Many Republican debates have occured so far, with many more to come, but the most controversial and informative have been the most recent. On Sep. 7, Rick Perry participated in his first debate since announcing his candidacy, and Sept. 14 marked the first Tea Party sponsored debate. Though bringing to the surface many issues important to the conservative right, the debate at times begrudgingly lowered each candidate to petty mudslinging.
In previous debates, the candidates focused on dismantling Obama’s policies for the economy and job creation, and on progressing to the main stage the Republican ideal of as little federal government interference as possible.

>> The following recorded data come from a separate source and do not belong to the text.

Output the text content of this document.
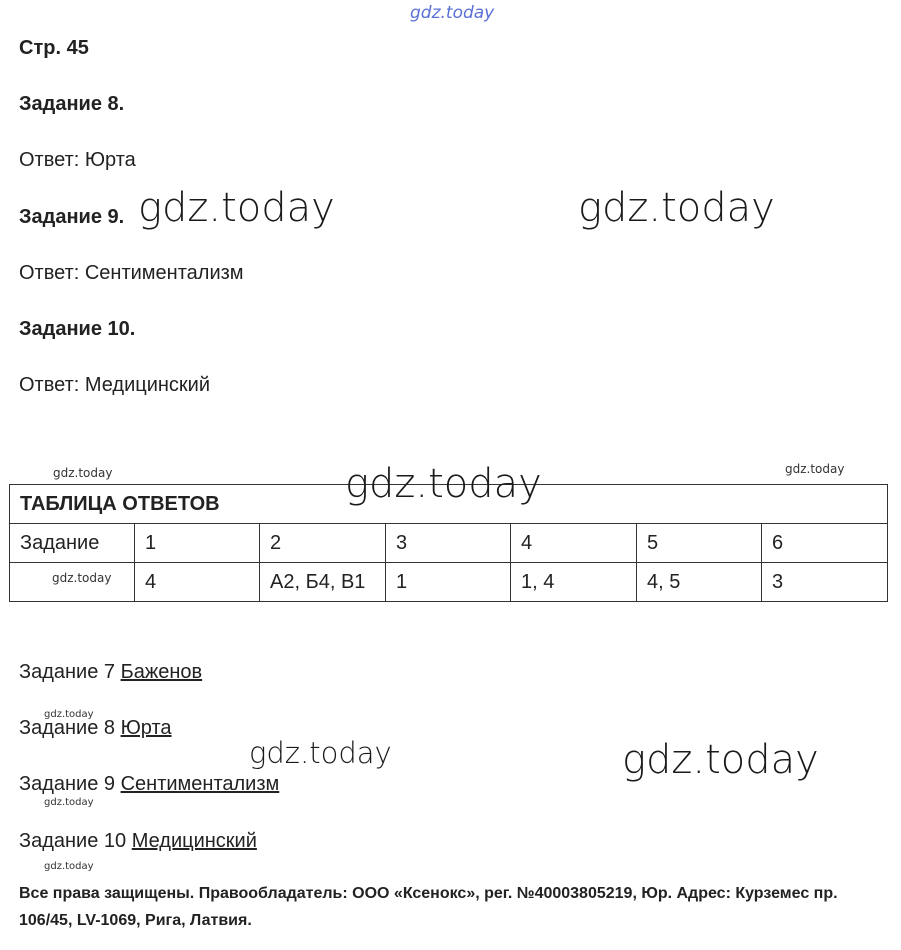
gdz.today
Стр. 45
Задание 8.
Ответ: Юрта
Задание 9.
Ответ: Сентиментализм
Задание 10.
Ответ: Медицинский
gdz.today	gdz.today
gdz.today	gdz.today
ТАБЛИЦА ОТВЕТОВ						
Задание	1	2	3	4	5	6

gdz.today	4	А2, Б4, В1	1	1, 4	4, 5	3
gdz.today
Задание 7 Баженов
gdz.today
Задание 8 Юрта
Задание 9 Сентиментализм
gdz.today
Задание 10 Медицинский
gdz.today
gdz.today	gdz.today
Все права защищены. Правообладатель: ООО «Ксенокс», рег. №40003805219, Юр. Адрес: Курземес пр. 106/45, LV-1069, Рига, Латвия.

How candidates running for the highest government office while promoting a “no government is the best government” platform is still to be seen. However, after Perry’s jump into the race and immediate rise to the top of the polls, the other candidates repositioned their firing squads. Perry’s views on “Ponzi” Social Security, immigration, and his state-mandated HPV vaccine were hardest hit, and rightly so.
In the wishy-washy fashion typical to politicians, Perry condoned the unconstitutionality of the Social Security program, while admitting that it’s “been there 70 or 80 years…we’re not going to take that away.”
After exhausting his chameleon-like position on Social Security – and coinciding Medicare and Medicaid – Perry tried to bring attention to his job creation in Texas. His opponent, Gov. Mitt Romney, quickly attributed most of this success to Texas’s already favorable conditions – the lack of a state income tax, a resoundingly Republican legislature, and a great supply of natural resources.
“If you’ve got four aces, that doesn’t necessarily make you a great poker player,” Romney said.
Still, no one mentioned that Perry’s job creation was counteracted by his dessimation of the Texas public education system, in which thousands of teachers were laid off, due to Perry’s lack of funding for a system he deemed far less important than the “job-creating” private sector corporations.
The inter-party warring momentarily ceased, when each candidate agreed that the federal debt ceiling should not be raised, and help should instead come in the form of tax cuts for big business. No candidate explained, however, how a government trillions of dollars in debt, with little demand for its products, could maintain with even less revenue that it already has (the U.S tax rates claim only 28% of the country’s GDP).
Though in recent years, debates have become more viewer active, with write-in questions and audience comments, the debates remain an arena for candidates to call eachother out on what they have, and haven’t, done. They show how little compromise and progress can be made within one party, so how can a two-party government ever hope to get anything done? If politicians cared less about the competition and more about the people they govern, this economy and government could begin to function again.